La coalición Herri Batasuna ha denunciado al Gobierno de estar implicado en el asesinato de Ramón Oñaederra. El nacionalismo radical carece, sin, embargo, de la autoridad moral y política necesaria para que esa grave acusación sea, tomada, sin más, como buena. El Gobierno de Felipe González está obligado, en cualquier caso, a informar a la opinión pública sobre este grave asunto, a indagar las eventuales conexiones en nuestro territorio de esa fantasmal pandilla de asesinos autotitulada GAL y a utilizar los poderosos resortes del Estado en la persecución de los autores, cómplices y encubridores de los criminales.
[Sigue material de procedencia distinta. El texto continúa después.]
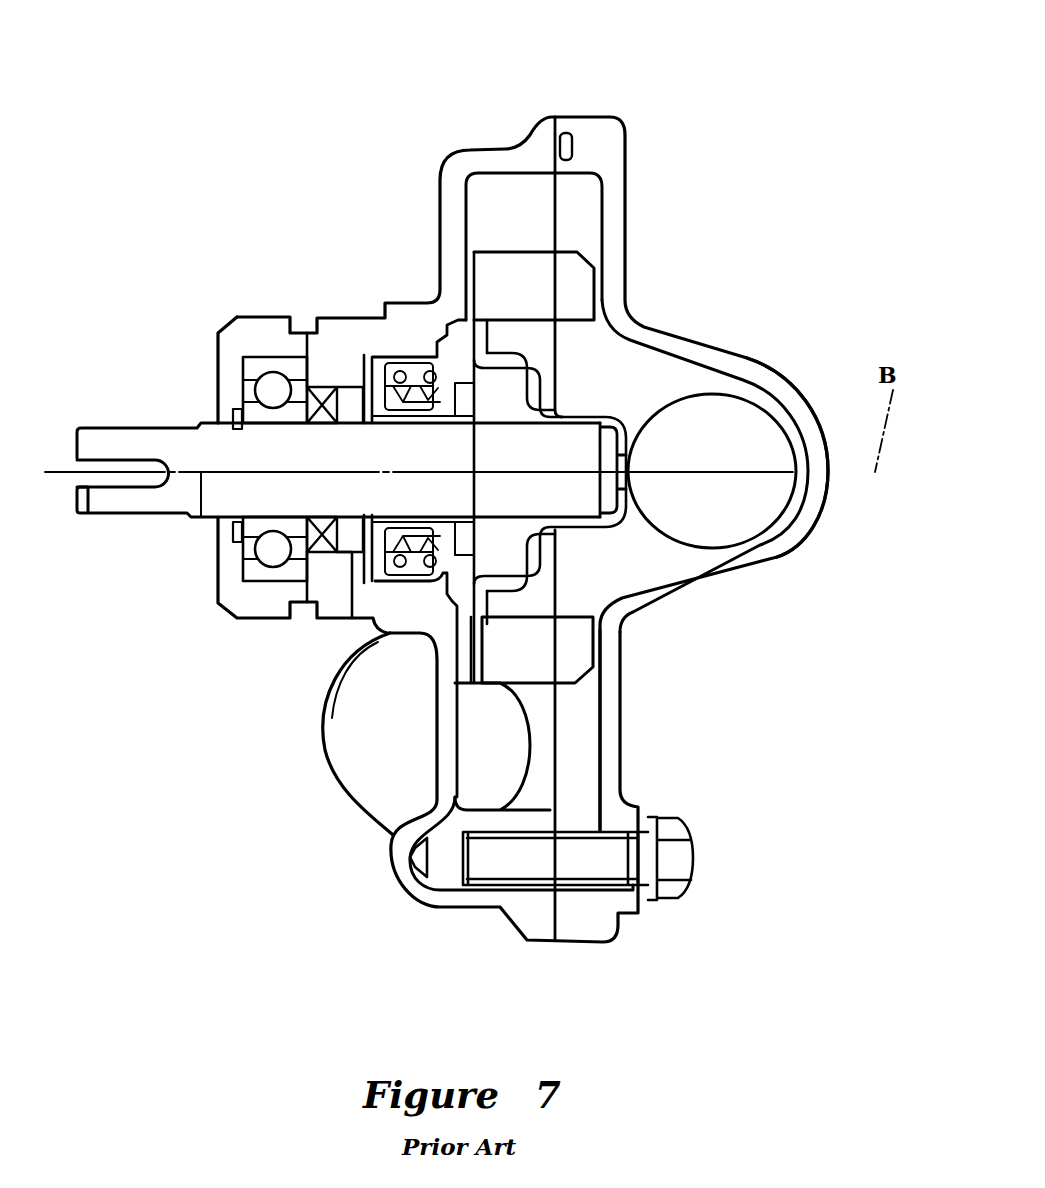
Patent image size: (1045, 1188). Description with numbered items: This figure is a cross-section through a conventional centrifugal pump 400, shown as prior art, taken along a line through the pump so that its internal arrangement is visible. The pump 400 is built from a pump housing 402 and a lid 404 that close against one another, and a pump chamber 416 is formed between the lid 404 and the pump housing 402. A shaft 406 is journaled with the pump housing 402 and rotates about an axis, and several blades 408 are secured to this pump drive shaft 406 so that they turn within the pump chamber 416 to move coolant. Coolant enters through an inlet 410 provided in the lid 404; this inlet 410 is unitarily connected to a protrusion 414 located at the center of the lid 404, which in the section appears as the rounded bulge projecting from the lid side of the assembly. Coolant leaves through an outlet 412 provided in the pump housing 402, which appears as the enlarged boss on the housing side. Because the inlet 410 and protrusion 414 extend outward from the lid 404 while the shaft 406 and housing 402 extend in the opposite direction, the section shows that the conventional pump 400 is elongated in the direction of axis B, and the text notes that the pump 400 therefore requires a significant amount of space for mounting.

The centrifugal pump 400 is at (583, 81).
The pump housing 402 is at (438, 215).
The lid 404 is at (627, 233).
The shaft 406 is at (147, 447).
The blades 408 is at (567, 650).
The inlet 410 is at (733, 418).
The outlet 412 is at (367, 780).
The protrusion 414 is at (775, 558).
The pump chamber 416 is at (600, 363).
El libro editado por EL PAIS sobre el asesinato del almirante Carrero -que hoy se pone a la venta con el título Golpe mortal- contiene, por desgracia, algunas inquietantes informaciones en torno al asesinato, precisamente hace cinco años, de José Miguel Beñarán, Argala, en aquel momento uno de los más importantes dirigentes de ETA Militar. Según testimonios nada sospechosos, Argala "fue eliminado por especialistas no ajenos a esferas policiales españolas". Un responsable del Ministerio del Interior comentó: "Convinimos que las policías se arreglaran entre ellas y que los asuntos como la muerte de Argala no deben ser de los responsables de esos departamentos (los ministerios del Interior francés y español); los políticos no deben saber estas cosas, porque los políticos somos indiscretos, y existen problemas de Estado que deben ser incontables". Considerado en perspectiva histórica, el asesinato de Argala fue no sólo un crimen, sitio también un error, ya que, "por su educación y su línea, hubiera sido un posible y efectivo negociador para conseguir la paz en el País Vasco". Tampoco ahora hace falta ser demasiado perspicaz para comprender que las operaciones de guerra sucia, además de su carácter intrínsecamente abominable, no harían sino arrojar material inflamable sobre la hoguera del País Vasco y propiciar acciones aún más desesperadas de las bandas terroristas en nuestro propio suelo.